I'm a 30 year old weather enthusiast from Central Ohio. Certified SKYWARN storm spotter.
By: Buckey2745 , 5:50 PM GMT on July 14, 2014
The first fourteen days of July have been wetter than all but two months of the entire year. So far here in Canal Winchester I've recorded 4.06" of rain, counting this morning's absolute downpour. July is typically one of our hottest and driest months, but high humidity and copious amounts of rain have proven the climatology wrong.
Yesterday's Severe Thunderstorm Watch and subsequent Warning was a little ill advised for the Columbus area. Today's a new day and I think we may have a chance of getting another Watch, but I tend to believe we won't actually see any major impacts from approaching storms.

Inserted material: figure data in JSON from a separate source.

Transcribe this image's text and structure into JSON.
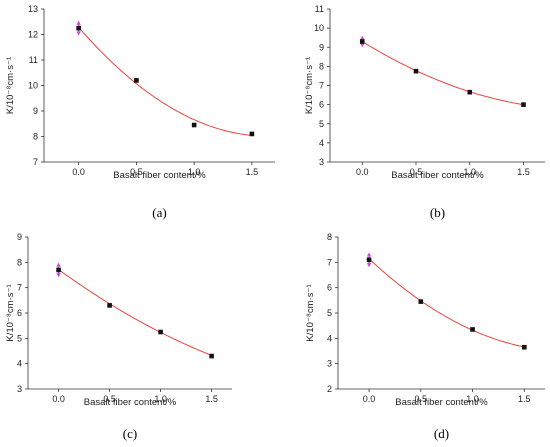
{
  "chart_data": [
    {
      "type": "scatter",
      "panel": "(a)",
      "xlabel": "Basalt fiber content/%",
      "ylabel": "K/10⁻⁸cm·s⁻¹",
      "x": [
        0.0,
        0.5,
        1.0,
        1.5
      ],
      "y": [
        12.25,
        10.2,
        8.45,
        8.1
      ],
      "error": [
        0.25,
        0,
        0,
        0
      ],
      "fit": [
        12.27,
        10.1,
        8.63,
        8.05
      ],
      "xlim": [
        -0.3,
        1.7
      ],
      "ylim": [
        7,
        13
      ],
      "xticks": [
        "0.0",
        "0.5",
        "1.0",
        "1.5"
      ],
      "yticks": [
        "7",
        "8",
        "9",
        "10",
        "11",
        "12",
        "13"
      ]
    },
    {
      "type": "scatter",
      "panel": "(b)",
      "xlabel": "Basalt fiber content/%",
      "ylabel": "K/10⁻⁸cm·s⁻¹",
      "x": [
        0.0,
        0.5,
        1.0,
        1.5
      ],
      "y": [
        9.3,
        7.75,
        6.65,
        6.0
      ],
      "error": [
        0.25,
        0,
        0,
        0
      ],
      "fit": [
        9.3,
        7.78,
        6.67,
        6.0
      ],
      "xlim": [
        -0.3,
        1.7
      ],
      "ylim": [
        3,
        11
      ],
      "xticks": [
        "0.0",
        "0.5",
        "1.0",
        "1.5"
      ],
      "yticks": [
        "3",
        "4",
        "5",
        "6",
        "7",
        "8",
        "9",
        "10",
        "11"
      ]
    },
    {
      "type": "scatter",
      "panel": "(c)",
      "xlabel": "Basalt fiber content/%",
      "ylabel": "K/10⁻⁸cm·s⁻¹",
      "x": [
        0.0,
        0.5,
        1.0,
        1.5
      ],
      "y": [
        7.7,
        6.3,
        5.25,
        4.3
      ],
      "error": [
        0.25,
        0,
        0,
        0
      ],
      "fit": [
        7.72,
        6.35,
        5.25,
        4.32
      ],
      "xlim": [
        -0.3,
        1.7
      ],
      "ylim": [
        3,
        9
      ],
      "xticks": [
        "0.0",
        "0.5",
        "1.0",
        "1.5"
      ],
      "yticks": [
        "3",
        "4",
        "5",
        "6",
        "7",
        "8",
        "9"
      ]
    },
    {
      "type": "scatter",
      "panel": "(d)",
      "xlabel": "Basalt fiber content/%",
      "ylabel": "K/10⁻⁸cm·s⁻¹",
      "x": [
        0.0,
        0.5,
        1.0,
        1.5
      ],
      "y": [
        7.1,
        5.45,
        4.35,
        3.65
      ],
      "error": [
        0.25,
        0,
        0,
        0
      ],
      "fit": [
        7.15,
        5.45,
        4.35,
        3.65
      ],
      "xlim": [
        -0.3,
        1.7
      ],
      "ylim": [
        2,
        8
      ],
      "xticks": [
        "0.0",
        "0.5",
        "1.0",
        "1.5"
      ],
      "yticks": [
        "2",
        "3",
        "4",
        "5",
        "6",
        "7",
        "8"
      ]
    }
  ],
  "colors": {
    "fit_curve": "#e8473f",
    "error_bar": "#c24ec8",
    "points": "#111111",
    "axes": "#333333"
  }
}
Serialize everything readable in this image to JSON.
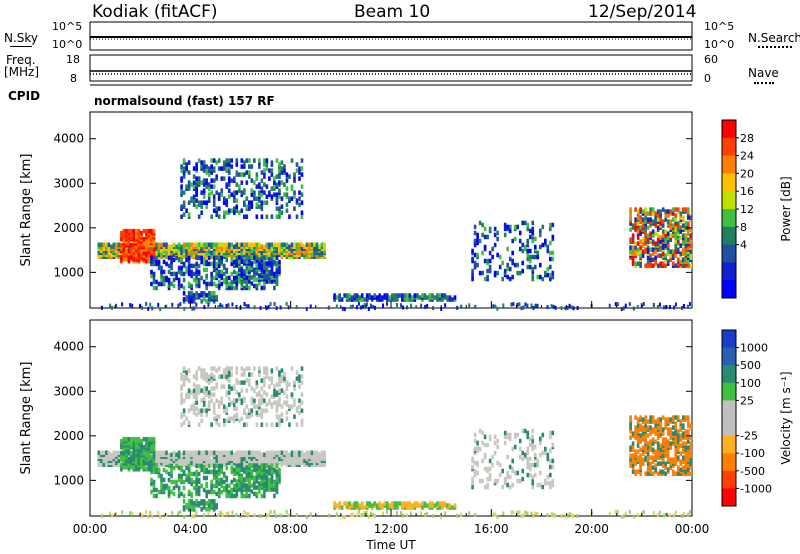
{
  "header": {
    "site": "Kodiak (fitACF)",
    "beam": "Beam 10",
    "date": "12/Sep/2014"
  },
  "top_panels": {
    "nsky_label": "N.Sky",
    "nsearch_label": "N.Search",
    "nsky_ticks": [
      "10^5",
      "10^0"
    ],
    "nsearch_ticks": [
      "10^5",
      "10^0"
    ],
    "freq_label": "Freq.",
    "freq_unit": "[MHz]",
    "freq_ticks": [
      "18",
      "8"
    ],
    "nave_label": "Nave",
    "nave_ticks": [
      "60",
      "0"
    ],
    "cpid_label": "CPID",
    "cpid_text": "normalsound (fast) 157 RF"
  },
  "chart_data": [
    {
      "type": "heatmap",
      "name": "power",
      "ylabel": "Slant Range [km]",
      "ylim": [
        200,
        4600
      ],
      "yticks": [
        1000,
        2000,
        3000,
        4000
      ],
      "xlim": [
        0,
        24
      ],
      "colorbar": {
        "label": "Power [dB]",
        "ticks": [
          "28",
          "24",
          "20",
          "16",
          "12",
          "8",
          "4"
        ],
        "colors": [
          "#ff0000",
          "#ff4000",
          "#ff8000",
          "#ffc000",
          "#c0e000",
          "#40c040",
          "#208060",
          "#2050a0",
          "#1020d0",
          "#0000ff"
        ]
      }
    },
    {
      "type": "heatmap",
      "name": "velocity",
      "ylabel": "Slant Range [km]",
      "ylim": [
        200,
        4600
      ],
      "yticks": [
        1000,
        2000,
        3000,
        4000
      ],
      "xlim": [
        0,
        24
      ],
      "xlabel": "Time UT",
      "xticks": [
        "00:00",
        "04:00",
        "08:00",
        "12:00",
        "16:00",
        "20:00",
        "00:00"
      ],
      "colorbar": {
        "label": "Velocity [m s⁻¹]",
        "ticks": [
          "1000",
          "500",
          "100",
          "25",
          "-25",
          "-100",
          "-500",
          "-1000"
        ],
        "colors": [
          "#1a3cc8",
          "#2a60b0",
          "#2a8a70",
          "#40c040",
          "#c0c0c0",
          "#c0c0c0",
          "#ffb020",
          "#ff8000",
          "#ff4000",
          "#ff0000"
        ]
      }
    }
  ]
}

We're currently sandwiched between two watches as this morning's activity has moved east and regenerated, while the cold front to our west is firing storms along its boundary:
I see these storms congealing over time and eventually making it in to Central Ohio well after dark tonight, but I really feel like the severe aspect may begin to lose its steam by the time it crosses the Ohio border. With all of the rain we've had lately I believe that leaves us with a flooding threat. Our ground is completely saturated so it shouldn't take much rain to put us over the top. '
Here's my probabilities for storms:
Severe Thunderstorm Watch: 70%
Severe Thunderstorm Warning: 15%
After tonight that's when things will change big. For the next several days we won't even make it out of the 70's for highs. A deep trough will control our weather and leave July feeling much more like late September. If this were winter we'd be in for some single digit temps. Instead we're looking at what I consider to be beautiful weather. Just not pool weather, that's for sure.
We're under a Severe Thunderstorm Watch because of a line of storms that has made its way from Illinois in to Ohio. This line hasn't had a warning for quite a while, but there's reports of a gust front out ahead of the line with up to 50mph winds.
The gust front shows up well on radar:
It still seems unlikely that the storm will be severe by the time it reaches the Columbus area, but the NWS has a habit of hoisting phantom warnings for metropolitan areas "just in case."